GCHQ apology for Turing and homosexuals treatment

Alan Turing led the famous Bletchley Park codebreakers in WWII Credit: PA

Alan Turing was treated in a "horrifying" manner by GCHQ, the agency said as it apologised for historic prejudice against homosexuals.

GCHQ director Robert Hannigan said the secret service failed to learn from its mistaken treatment of the genius and archaic attitudes had persisted for decades, stifling the careers of brilliant minds.

A ban on homosexuals joining the intelligence organisation remained in place into the 1990s.

At a conference hosted by equality campaigner Stonewall, Mr Hannigan told how a former spy, "Ian" - forced out of the service in the 1960s - had urged him to apologise for his treatment.

"I am happy to do so today and to say how sorry I am that he and so many others were treated in this way, right up until the 1990s when the policy was rightly changed", Mr Hannigan said.

"The fact that it was common practice for decades reflected the intolerance of the times and the pressures of the Cold War, but it does not make it any less wrong and we should apologise for it.

"Their suffering was our loss and it was the nation's loss too because we cannot know what Ian and others who were dismissed would have gone on to do and achieve. We did not learn our lesson from Turing".

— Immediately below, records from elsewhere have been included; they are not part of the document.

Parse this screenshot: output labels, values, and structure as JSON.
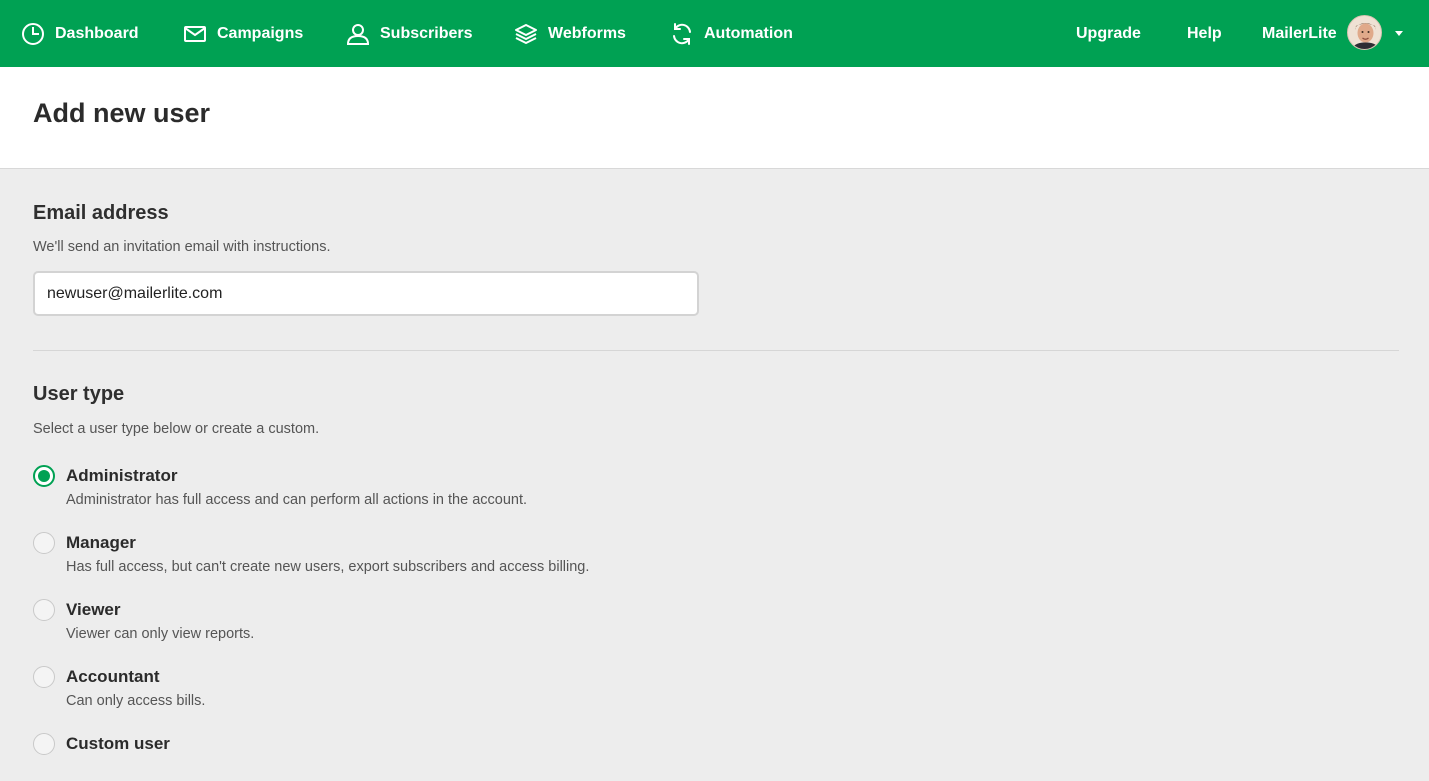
{
  "nav": {
    "items": [
      {
        "label": "Dashboard",
        "icon": "clock-icon"
      },
      {
        "label": "Campaigns",
        "icon": "envelope-icon"
      },
      {
        "label": "Subscribers",
        "icon": "user-icon"
      },
      {
        "label": "Webforms",
        "icon": "layers-icon"
      },
      {
        "label": "Automation",
        "icon": "refresh-icon"
      }
    ],
    "upgrade": "Upgrade",
    "help": "Help",
    "account": "MailerLite"
  },
  "page": {
    "title": "Add new user"
  },
  "email_section": {
    "title": "Email address",
    "description": "We'll send an invitation email with instructions.",
    "input_value": "newuser@mailerlite.com"
  },
  "user_type_section": {
    "title": "User type",
    "description": "Select a user type below or create a custom.",
    "options": [
      {
        "label": "Administrator",
        "description": "Administrator has full access and can perform all actions in the account.",
        "selected": true
      },
      {
        "label": "Manager",
        "description": "Has full access, but can't create new users, export subscribers and access billing.",
        "selected": false
      },
      {
        "label": "Viewer",
        "description": "Viewer can only view reports.",
        "selected": false
      },
      {
        "label": "Accountant",
        "description": "Can only access bills.",
        "selected": false
      },
      {
        "label": "Custom user",
        "description": "",
        "selected": false
      }
    ]
  },
  "colors": {
    "brand_green": "#00a153",
    "page_background": "#ededed"
  }
}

Turing, known as the father of the modern computer who led the famous Bletchley Park codebreakers in their work against the Nazis, was eventually hounded from the secret service over his sexuality.

In 1954 he took his own life, but in 2013 he received a royal pardon.

"In the horrifying story of his treatment, a small ray of light is that he was not abandoned by all of his colleagues at GCHQ - many stood by him," Mr Hannigan said.